2014-12-24 Thread André Pirard

  
  
Accuracy is indeed a problem.
  An early OSM update I made was moving a borderline by 250m and put
  a devotion site from an arrondissement to another.
  Since then many corrections of more that 5 m, mainly due to user
  being unaware of Bing's offset (at close zoom of course, in some
  places only, poisoned gift) and some editors.
  I just checked a place where I had spotted a Bing offset before. 
  National aerial photos 2009 and 2012 were offset by 2.8m. Bing was
  almost in the middle 
  Smart phones have a bad accuracy reputation.
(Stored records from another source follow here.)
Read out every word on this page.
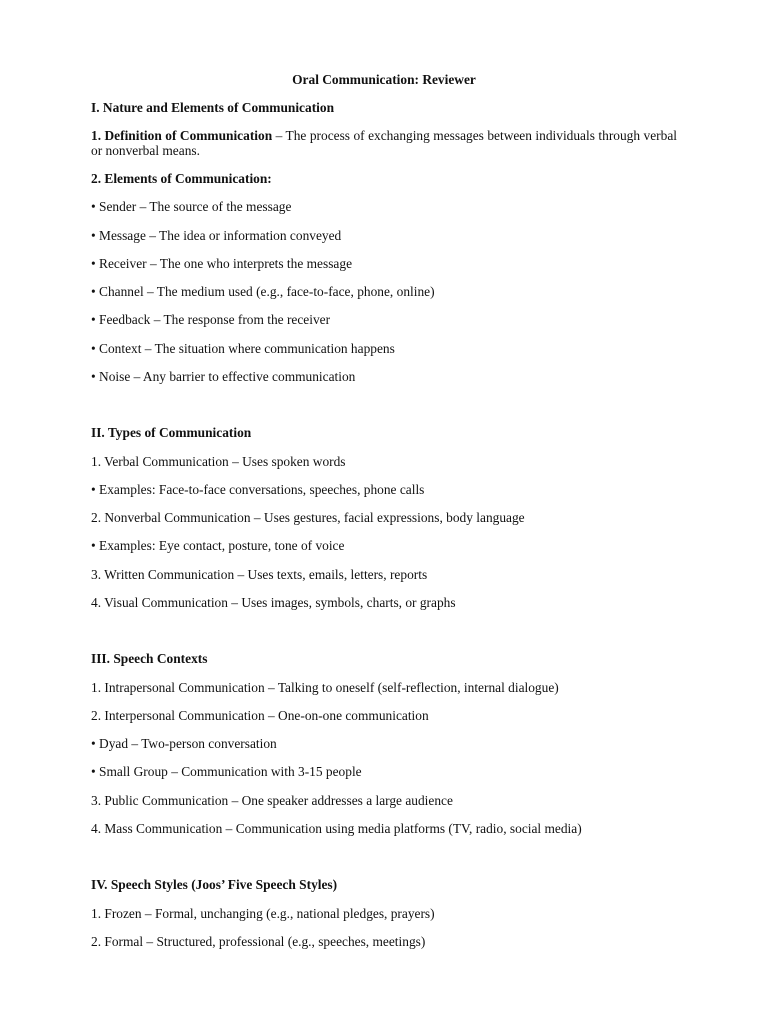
Oral Communication: Reviewer
I. Nature and Elements of Communication
1. Definition of Communication – The process of exchanging messages between individuals through verbal or nonverbal means.
2. Elements of Communication:
• Sender – The source of the message
• Message – The idea or information conveyed
• Receiver – The one who interprets the message
• Channel – The medium used (e.g., face-to-face, phone, online)
• Feedback – The response from the receiver
• Context – The situation where communication happens
• Noise – Any barrier to effective communication
II. Types of Communication
1. Verbal Communication – Uses spoken words
• Examples: Face-to-face conversations, speeches, phone calls
2. Nonverbal Communication – Uses gestures, facial expressions, body language
• Examples: Eye contact, posture, tone of voice
3. Written Communication – Uses texts, emails, letters, reports
4. Visual Communication – Uses images, symbols, charts, or graphs
III. Speech Contexts
1. Intrapersonal Communication – Talking to oneself (self-reflection, internal dialogue)
2. Interpersonal Communication – One-on-one communication
• Dyad – Two-person conversation
• Small Group – Communication with 3-15 people
3. Public Communication – One speaker addresses a large audience
4. Mass Communication – Communication using media platforms (TV, radio, social media)
IV. Speech Styles (Joos’ Five Speech Styles)
1. Frozen – Formal, unchanging (e.g., national pledges, prayers)
2. Formal – Structured, professional (e.g., speeches, meetings)
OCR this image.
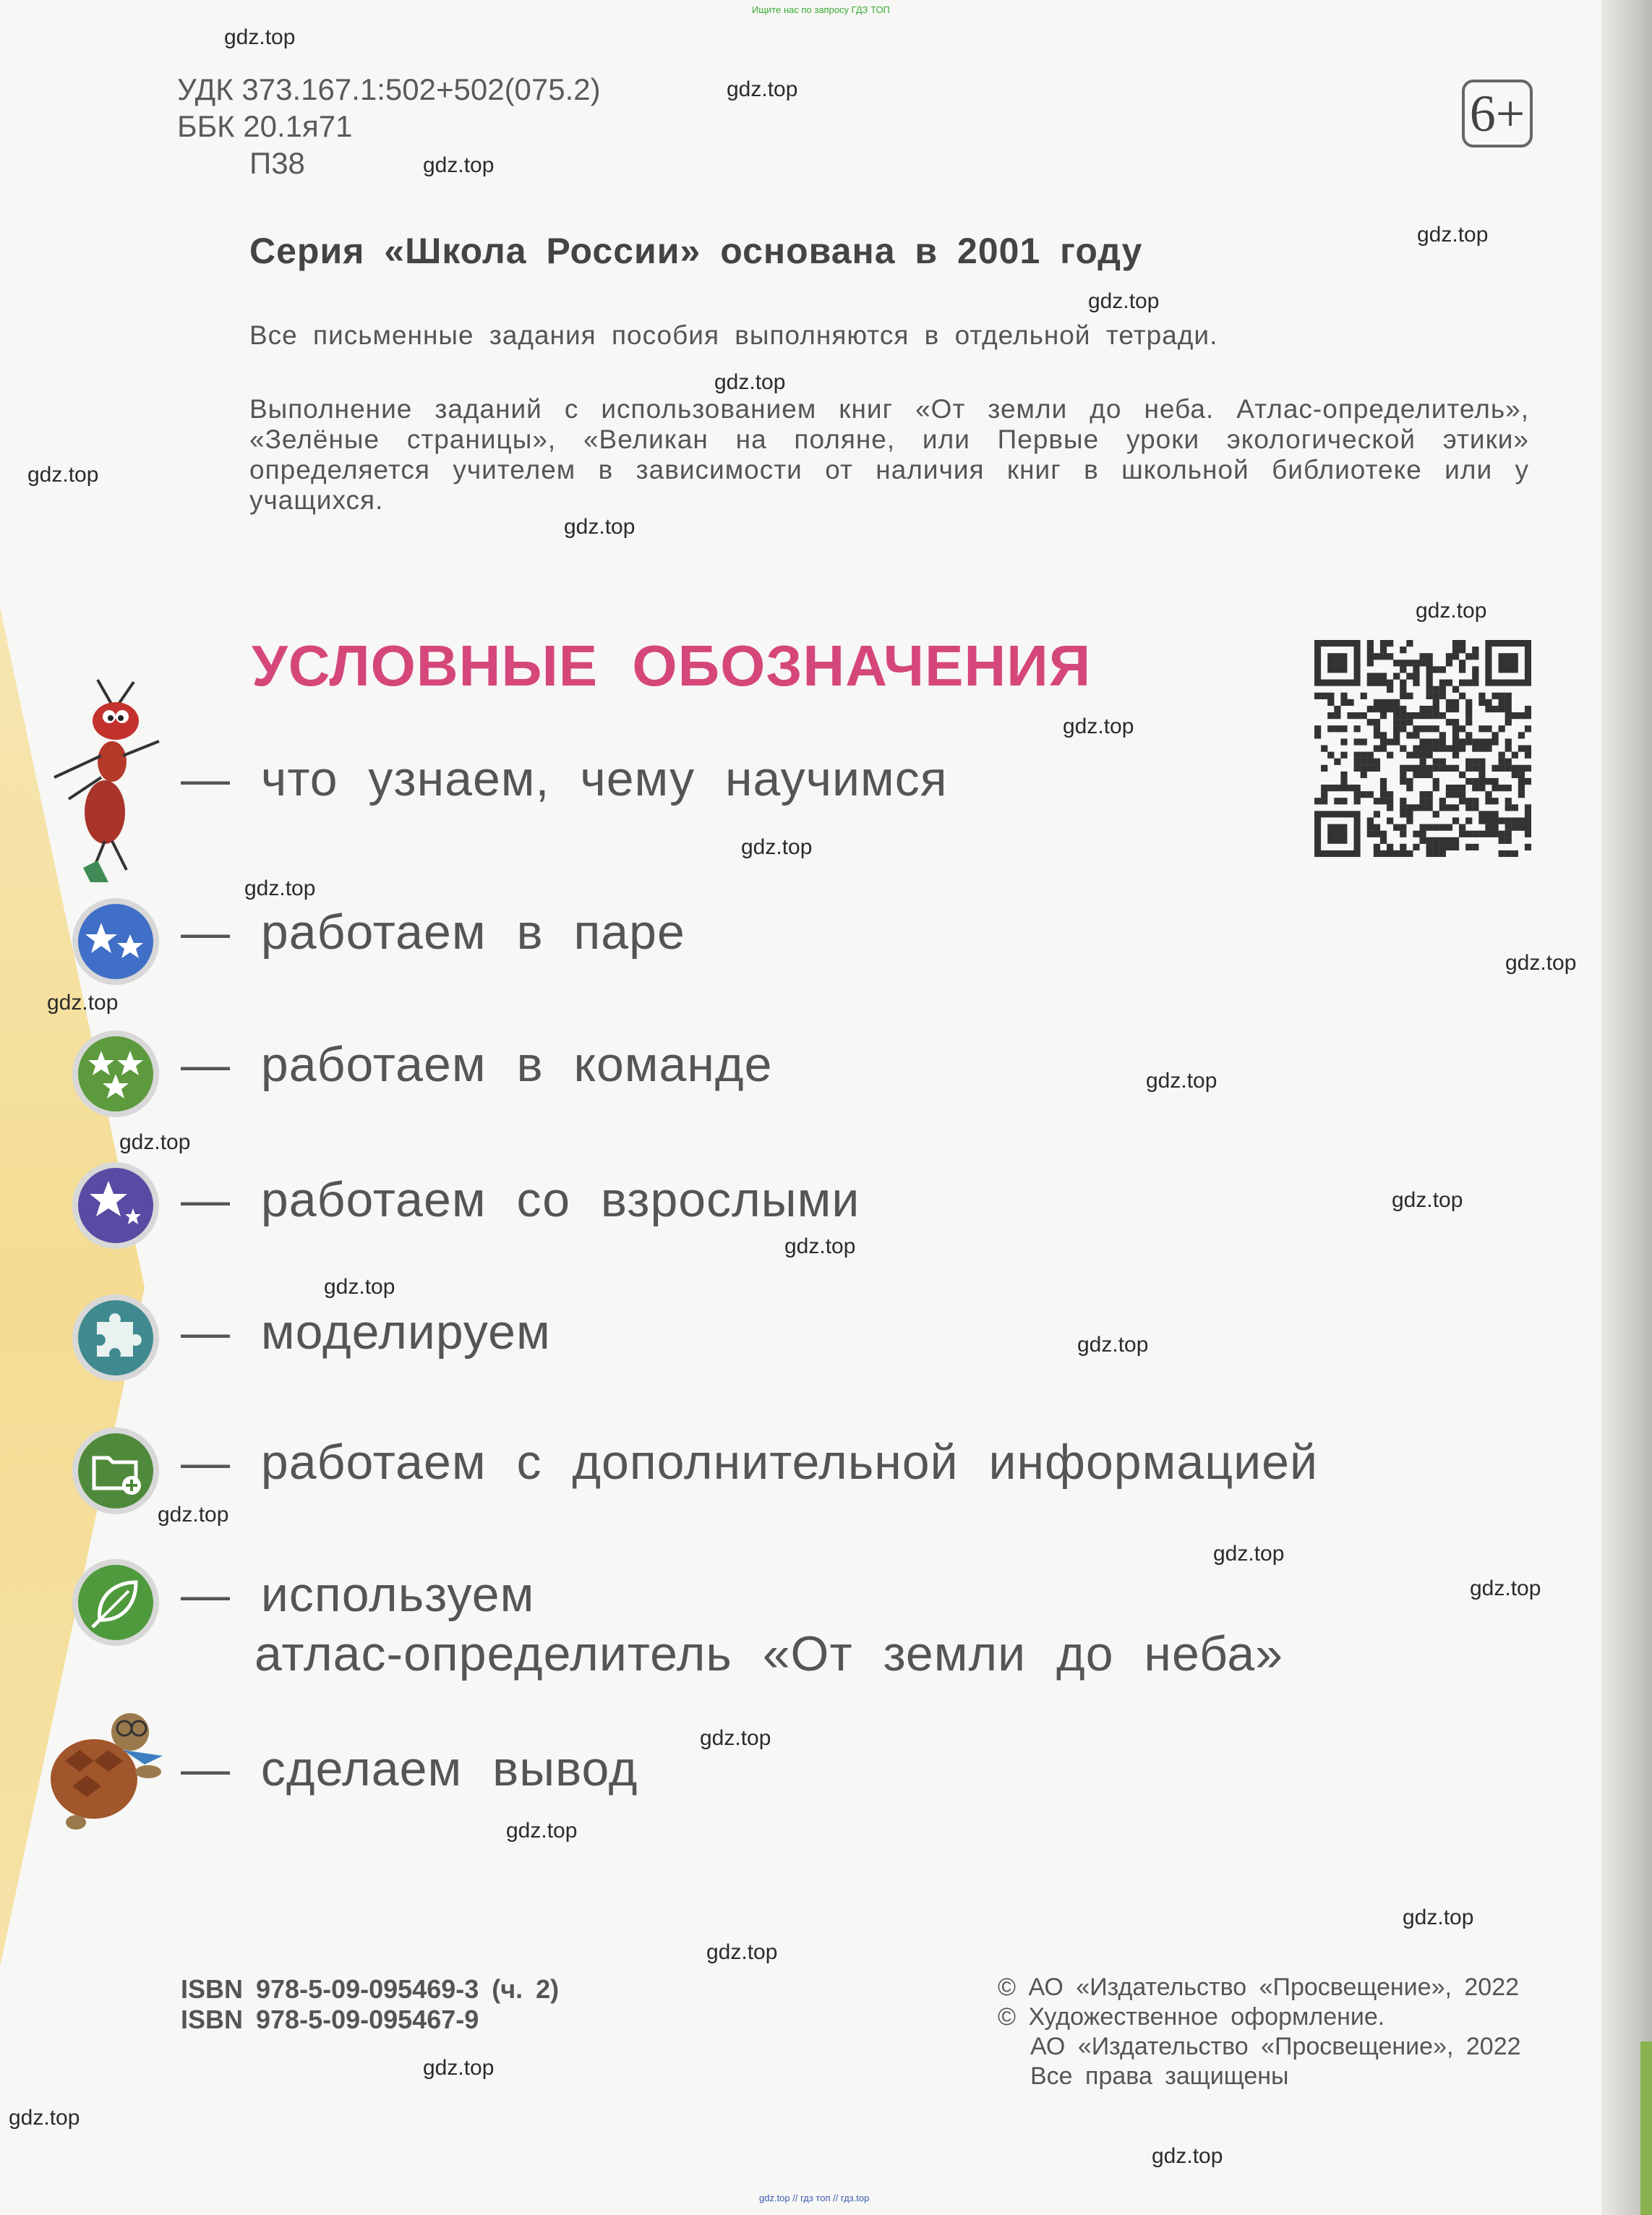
Ищите нас по запросу ГДЗ ТОП
УДК 373.167.1:502+502(075.2)
ББК 20.1я71
П38
6+
Серия «Школа России» основана в 2001 году
Все письменные задания пособия выполняются в отдельной тетради.
Выполнение заданий с использованием книг «От земли до неба. Атлас-определитель», «Зелёные страницы», «Великан на поляне, или Первые уроки экологической этики» определяется учителем в зависимости от наличия книг в школьной библиотеке или у учащихся.
УСЛОВНЫЕ ОБОЗНАЧЕНИЯ
— что узнаем, чему научимся
— работаем в паре
— работаем в команде
— работаем со взрослыми
— моделируем
— работаем с дополнительной информацией
— используем
атлас-определитель «От земли до неба»
— сделаем вывод
ISBN 978-5-09-095469-3 (ч. 2)
ISBN 978-5-09-095467-9
© АО «Издательство «Просвещение», 2022
© Художественное оформление.
АО «Издательство «Просвещение», 2022
Все права защищены
gdz.top
gdz.top
gdz.top
gdz.top
gdz.top
gdz.top
gdz.top
gdz.top
gdz.top
gdz.top
gdz.top
gdz.top
gdz.top
gdz.top
gdz.top
gdz.top
gdz.top
gdz.top
gdz.top
gdz.top
gdz.top
gdz.top
gdz.top
gdz.top
gdz.top
gdz.top
gdz.top
gdz.top
gdz.top
gdz.top
gdz.top // гдз топ // гдз.top
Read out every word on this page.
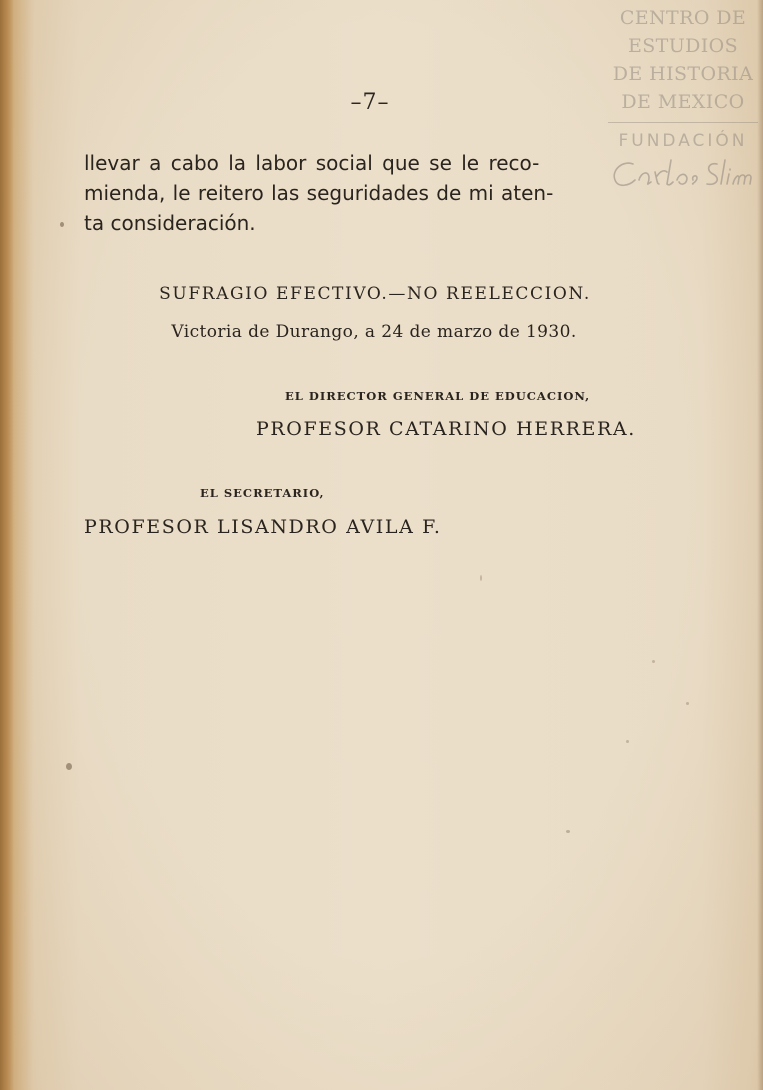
–7–
llevar a cabo la labor social que se le reco-
mienda, le reitero las seguridades de mi aten-
ta consideración.
SUFRAGIO EFECTIVO.—NO REELECCION.
Victoria de Durango, a 24 de marzo de 1930.
EL DIRECTOR GENERAL DE EDUCACION,
PROFESOR CATARINO HERRERA.
EL SECRETARIO,
PROFESOR LISANDRO AVILA F.
CENTRO DE
ESTUDIOS
DE HISTORIA
DE MEXICO
FUNDACIÓN
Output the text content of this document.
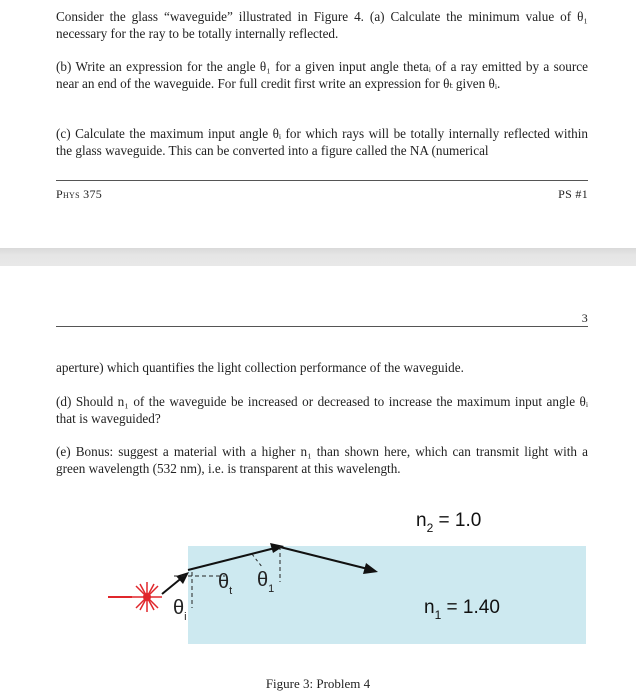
Consider the glass “waveguide” illustrated in Figure 4. (a) Calculate the minimum value of θ₁ necessary for the ray to be totally internally reflected.

(b) Write an expression for the angle θ₁ for a given input angle thetaᵢ of a ray emitted by a source near an end of the waveguide. For full credit first write an expression for θₜ given θᵢ.

(c) Calculate the maximum input angle θᵢ for which rays will be totally internally reflected within the glass waveguide. This can be converted into a figure called the NA (numerical

Phys 375	PS #1
3

aperture) which quantifies the light collection performance of the waveguide.

(d) Should n₁ of the waveguide be increased or decreased to increase the maximum input angle θᵢ that is waveguided?

(e) Bonus: suggest a material with a higher n₁ than shown here, which can transmit light with a green wavelength (532 nm), i.e. is transparent at this wavelength.

$\theta_t$ $\theta_1$
$\theta_i$
$n_2 = 1.0$
$n_1 = 1.40$
Figure 3: Problem 4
I have however bought
  one based on a "good GPS" user report and, indeed I verified quick
  fix and immediate 4m accuracy by cloudy weather in a veranda.
  Former one around 10m and couldn't fix in house.
  
  On 2014-12-23 18:49, Malcolm Herring wrote :

On
  23/12/2014 16:57, Tom Pfeifer wrote:
  
  The collection of

   traces over a longer time creates a cloud of traces which

   form a Gaussian bell curve, in density, over the ground
truth.

  
  
  Except that the position of a node in the DB is the last edited
  value, not the mean position of all historical values.
  

Yet, I sketched a funny program that analyzes a GPX trace,
determines when the car stops (I doubt it could work for foot),
takes the mean value of the wandering position until the car moves
again, and creates a POI for JOSM to layer.
The results were surprising for an alpha 0 pre-release pure hack. 
After rolling up one's sleeves higher, one could imagine processing
several traces, such as ones recorded by buses to determine the
coordinates of the stops. 
I had been surprised by how much the GPX position moves about when
the GPS is stopped (compared to when it moves) and I will test that
with my new smartphone when better weather returns.

Cheers



  

  André.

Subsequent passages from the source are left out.